A la mediocridad del resultado ayuda en parte las expectativas propias que genera Jackson, la idea de que su firma ha de llevar a algo más.
La forma en que un creador absorbe el éxito cuando éste llega, más si lo hace de forma sobredimensionada, resulta determinante en sus futuras obras. Puede envanecerse, quedar por encima del bien y del mal de tal manera que eso se traduzca en rodajes caprichosos que en muchos casos queden alejados del público, como es el caso de figuras como Oliver Stone y sus documentales propagandísticos a mayor gloria de Castro. Puede dar para administrar confianza y sin presión seguir haciendo lo que a uno le sugiere la vocación o el instinto, como a menudo ha parecido actuar Steven Spielberg, dotado de una visión comercial que ayudaba a su propio sentido del equilibrio. Puede, por otro lado, que surja la necesidad de hacer algo pequeño, de contrarrestar los grandes trabajos previos y tomarse un respiro, como parece haber sido la elección de Peter Jackson con Lovely Bones.
No obstante, antes de la que nos ocupa el realizador respondió al ciclón de Frodo y la tropa del anillo demostrando querer seguir en la cresta de la ola. Todavía cargado de energías y con los excesos calóricos de su cuerpo serrano rindiendo a toda máquina, se lanzó a los brazos de King Kong con la excusa de una deuda personal hacia aquella. Pero ahora, liofilizado por algún régimen marciano, lo que queda de un Jackson escurrido en el recuerdo colectivo ha optado por la adaptación de un relato que cruza el drama, una visión íntima y toques fantásticos, para con su presencia dar con un producto que bien habría dado para una sobremesa si no hubiera sido salpicado de juegos visuales tan vistosos como generalmente innecesarios.
A la mediocridad del resultado ayuda en parte las expectativas propias que genera Jackson, la idea de que su firma, debidamente promocionada, ha de llevar a algo más.

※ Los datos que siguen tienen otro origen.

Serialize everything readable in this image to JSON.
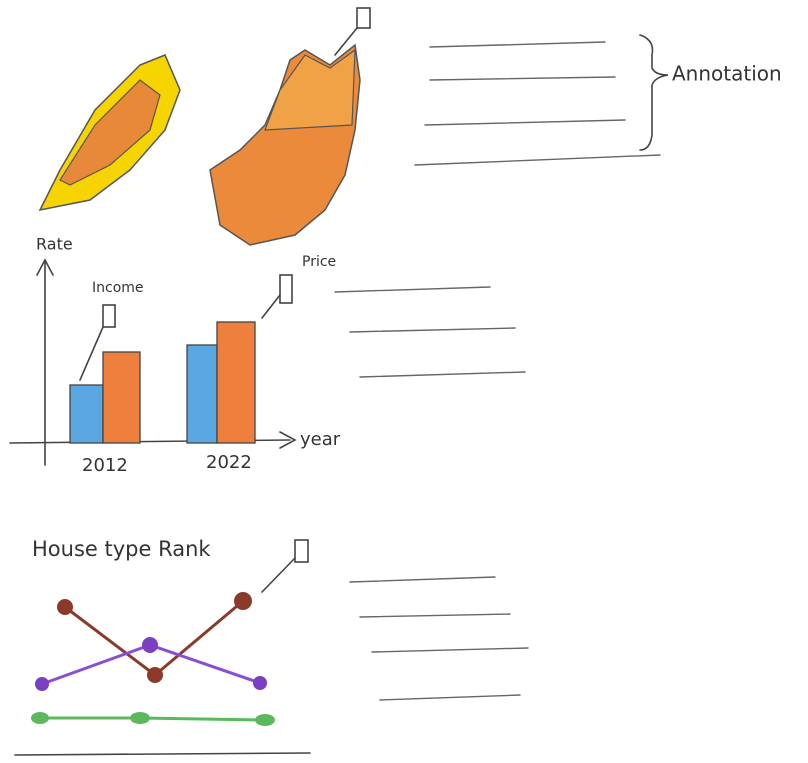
{
  "annotation": {
    "label": "Annotation"
  },
  "bar_sketch": {
    "y_label": "Rate",
    "x_label": "year",
    "series_labels": [
      "Income",
      "Price"
    ],
    "categories": [
      "2012",
      "2022"
    ]
  },
  "line_sketch": {
    "title": "House type Rank"
  }
}
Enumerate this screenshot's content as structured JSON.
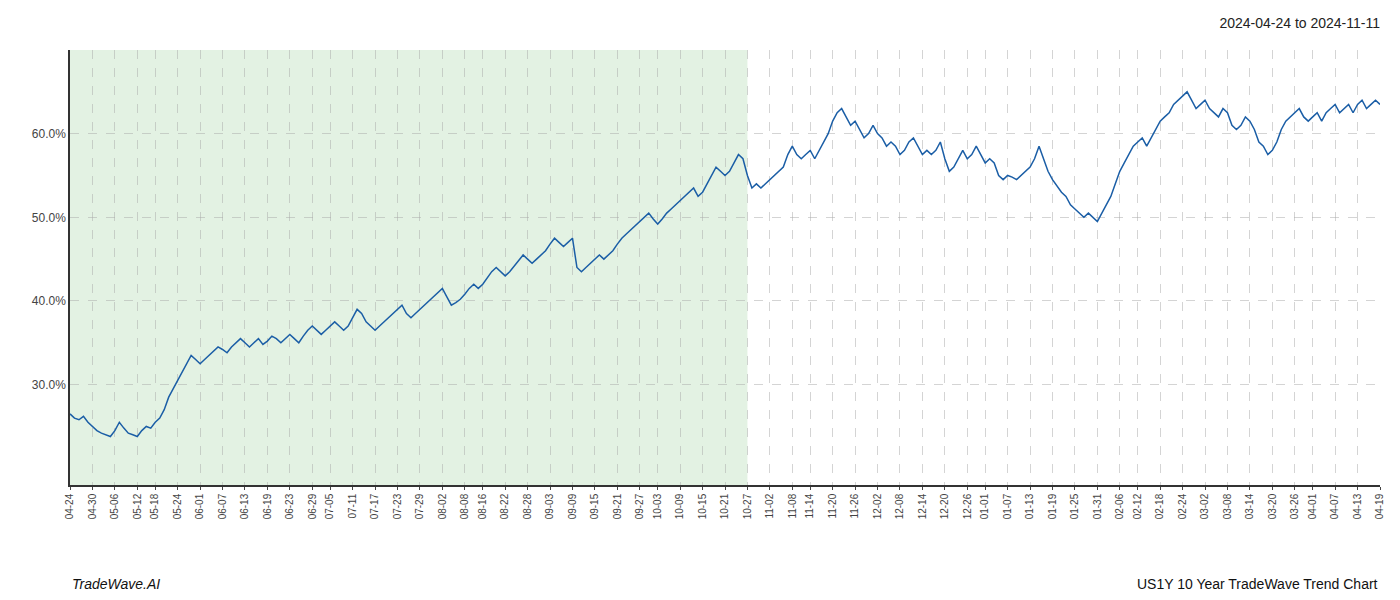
{
  "chart_data": {
    "type": "line",
    "title": "2024-04-24 to 2024-11-11",
    "annotations": [
      "TradeWave.AI",
      "US1Y 10 Year TradeWave Trend Chart"
    ],
    "color": "#1b5ea6",
    "grid": true,
    "ylim": [
      18,
      70
    ],
    "yticks": [
      {
        "value": 30.0,
        "label": "30.0%"
      },
      {
        "value": 40.0,
        "label": "40.0%"
      },
      {
        "value": 50.0,
        "label": "50.0%"
      },
      {
        "value": 60.0,
        "label": "60.0%"
      }
    ],
    "spans": [
      {
        "from": "04-24",
        "to": "10-27",
        "color": "#cce8cc"
      }
    ],
    "categories": [
      "04-24",
      null,
      null,
      null,
      null,
      "04-30",
      null,
      null,
      null,
      null,
      "05-06",
      null,
      null,
      null,
      null,
      "05-12",
      null,
      null,
      null,
      "05-18",
      null,
      null,
      null,
      null,
      "05-24",
      null,
      null,
      null,
      null,
      "06-01",
      null,
      null,
      null,
      null,
      "06-07",
      null,
      null,
      null,
      null,
      "06-13",
      null,
      null,
      null,
      null,
      "06-19",
      null,
      null,
      null,
      null,
      "06-23",
      null,
      null,
      null,
      null,
      "06-29",
      null,
      null,
      null,
      "07-05",
      null,
      null,
      null,
      null,
      "07-11",
      null,
      null,
      null,
      null,
      "07-17",
      null,
      null,
      null,
      null,
      "07-23",
      null,
      null,
      null,
      null,
      "07-29",
      null,
      null,
      null,
      null,
      "08-02",
      null,
      null,
      null,
      null,
      "08-08",
      null,
      null,
      null,
      "08-16",
      null,
      null,
      null,
      null,
      "08-22",
      null,
      null,
      null,
      null,
      "08-28",
      null,
      null,
      null,
      null,
      "09-03",
      null,
      null,
      null,
      null,
      "09-09",
      null,
      null,
      null,
      null,
      "09-15",
      null,
      null,
      null,
      null,
      "09-21",
      null,
      null,
      null,
      null,
      "09-27",
      null,
      null,
      null,
      "10-03",
      null,
      null,
      null,
      null,
      "10-09",
      null,
      null,
      null,
      null,
      "10-15",
      null,
      null,
      null,
      null,
      "10-21",
      null,
      null,
      null,
      null,
      "10-27",
      null,
      null,
      null,
      null,
      "11-02",
      null,
      null,
      null,
      null,
      "11-08",
      null,
      null,
      null,
      "11-14",
      null,
      null,
      null,
      null,
      "11-20",
      null,
      null,
      null,
      null,
      "11-26",
      null,
      null,
      null,
      null,
      "12-02",
      null,
      null,
      null,
      null,
      "12-08",
      null,
      null,
      null,
      null,
      "12-14",
      null,
      null,
      null,
      null,
      "12-20",
      null,
      null,
      null,
      null,
      "12-26",
      null,
      null,
      null,
      "01-01",
      null,
      null,
      null,
      null,
      "01-07",
      null,
      null,
      null,
      null,
      "01-13",
      null,
      null,
      null,
      null,
      "01-19",
      null,
      null,
      null,
      null,
      "01-25",
      null,
      null,
      null,
      null,
      "01-31",
      null,
      null,
      null,
      null,
      "02-06",
      null,
      null,
      null,
      "02-12",
      null,
      null,
      null,
      null,
      "02-18",
      null,
      null,
      null,
      null,
      "02-24",
      null,
      null,
      null,
      null,
      "03-02",
      null,
      null,
      null,
      null,
      "03-08",
      null,
      null,
      null,
      null,
      "03-14",
      null,
      null,
      null,
      null,
      "03-20",
      null,
      null,
      null,
      null,
      "03-26",
      null,
      null,
      null,
      "04-01",
      null,
      null,
      null,
      null,
      "04-07",
      null,
      null,
      null,
      null,
      "04-13",
      null,
      null,
      null,
      null,
      "04-19"
    ],
    "values": [
      26.5,
      26.0,
      25.8,
      26.2,
      25.5,
      25.0,
      24.5,
      24.2,
      24.0,
      23.8,
      24.5,
      25.5,
      24.8,
      24.2,
      24.0,
      23.8,
      24.5,
      25.0,
      24.8,
      25.5,
      26.0,
      27.0,
      28.5,
      29.5,
      30.5,
      31.5,
      32.5,
      33.5,
      33.0,
      32.5,
      33.0,
      33.5,
      34.0,
      34.5,
      34.2,
      33.8,
      34.5,
      35.0,
      35.5,
      35.0,
      34.5,
      35.0,
      35.5,
      34.8,
      35.2,
      35.8,
      35.5,
      35.0,
      35.5,
      36.0,
      35.5,
      35.0,
      35.8,
      36.5,
      37.0,
      36.5,
      36.0,
      36.5,
      37.0,
      37.5,
      37.0,
      36.5,
      37.0,
      38.0,
      39.0,
      38.5,
      37.5,
      37.0,
      36.5,
      37.0,
      37.5,
      38.0,
      38.5,
      39.0,
      39.5,
      38.5,
      38.0,
      38.5,
      39.0,
      39.5,
      40.0,
      40.5,
      41.0,
      41.5,
      40.5,
      39.5,
      39.8,
      40.2,
      40.8,
      41.5,
      42.0,
      41.5,
      42.0,
      42.8,
      43.5,
      44.0,
      43.5,
      43.0,
      43.5,
      44.2,
      44.8,
      45.5,
      45.0,
      44.5,
      45.0,
      45.5,
      46.0,
      46.8,
      47.5,
      47.0,
      46.5,
      47.0,
      47.5,
      44.0,
      43.5,
      44.0,
      44.5,
      45.0,
      45.5,
      45.0,
      45.5,
      46.0,
      46.8,
      47.5,
      48.0,
      48.5,
      49.0,
      49.5,
      50.0,
      50.5,
      49.8,
      49.2,
      49.8,
      50.5,
      51.0,
      51.5,
      52.0,
      52.5,
      53.0,
      53.5,
      52.5,
      53.0,
      54.0,
      55.0,
      56.0,
      55.5,
      55.0,
      55.5,
      56.5,
      57.5,
      57.0,
      55.0,
      53.5,
      54.0,
      53.5,
      54.0,
      54.5,
      55.0,
      55.5,
      56.0,
      57.5,
      58.5,
      57.5,
      57.0,
      57.5,
      58.0,
      57.0,
      58.0,
      59.0,
      60.0,
      61.5,
      62.5,
      63.0,
      62.0,
      61.0,
      61.5,
      60.5,
      59.5,
      60.0,
      61.0,
      60.0,
      59.5,
      58.5,
      59.0,
      58.5,
      57.5,
      58.0,
      59.0,
      59.5,
      58.5,
      57.5,
      58.0,
      57.5,
      58.0,
      59.0,
      57.0,
      55.5,
      56.0,
      57.0,
      58.0,
      57.0,
      57.5,
      58.5,
      57.5,
      56.5,
      57.0,
      56.5,
      55.0,
      54.5,
      55.0,
      54.8,
      54.5,
      55.0,
      55.5,
      56.0,
      57.0,
      58.5,
      57.0,
      55.5,
      54.5,
      53.8,
      53.0,
      52.5,
      51.5,
      51.0,
      50.5,
      50.0,
      50.5,
      50.0,
      49.5,
      50.5,
      51.5,
      52.5,
      54.0,
      55.5,
      56.5,
      57.5,
      58.5,
      59.0,
      59.5,
      58.5,
      59.5,
      60.5,
      61.5,
      62.0,
      62.5,
      63.5,
      64.0,
      64.5,
      65.0,
      64.0,
      63.0,
      63.5,
      64.0,
      63.0,
      62.5,
      62.0,
      63.0,
      62.5,
      61.0,
      60.5,
      61.0,
      62.0,
      61.5,
      60.5,
      59.0,
      58.5,
      57.5,
      58.0,
      59.0,
      60.5,
      61.5,
      62.0,
      62.5,
      63.0,
      62.0,
      61.5,
      62.0,
      62.5,
      61.5,
      62.5,
      63.0,
      63.5,
      62.5,
      63.0,
      63.5,
      62.5,
      63.5,
      64.0,
      63.0,
      63.5,
      64.0,
      63.5
    ]
  }
}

El recurso promocional atraerá y decepcionará espectadores, irá contra su deseo de quedar acomodado en algo menor... de la misma manera que le otorga privilegios de producción para poder desplegar sus juegos con la cámara, en algunos tramos efectivos, en otros redundantes.
En las formas, es capaz de mostrar habilidades contenidas cuando enfoca al lado real de un mundo ubicado en la década de los 70, en que nos contará la historia de Susie Salmon (Saoirse Ronan), asesinada por un implacable depredador vecino de su barrio para quedar encerrada entre dos mundos, incapaz de resistirse a la injusticia de su muerte.
Es en el terreno intermedio de su encierro, donde la experiencia en temas fantasmagóricos del director da para puntuales detalles en que, tirando del acervo fantástico sobre el paso a otra vida, anota sus tantos de la misma manera que lo hace definiendo personajes y formando hábilmente sus rasgos. En esa parte onírica, la relación entre ambos mundos pasa de sugestiva hasta lo desolador cuando el personaje de Susie trata de contactar con un mundo que palidece a cada paso que da, hasta lo histriónico en recreaciones fantásticas hechas para la exhibición, unas veces con soltura, otras con la irritante sobrecarga colorista de un anuncio de compresas o de un tío vivo lisérgico.
El paso del metraje, a medida que el desenlace empieza a entrar en escena, va confirmando la indiferencia de Lovely Bones como producto y su incapacidad para destacar tanto en la cartelera como en el currículum de Peter Jackson. Quizá, volviendo a la forma en que evolucionan las carreras de algunos directores, le toque ahora volver a una superproducción hipertrofiada de luchas de especies con Apocalipsis en juego. En ese caso es posible que al bueno de Peter le haga falta una buena ración de chocolatinas caramelizadas para recuperar algo de su antiguo físico y ambición por pasar una tarde en el circo, para recuperar al freak ambicioso repleto de voracidad fantástica en las venas.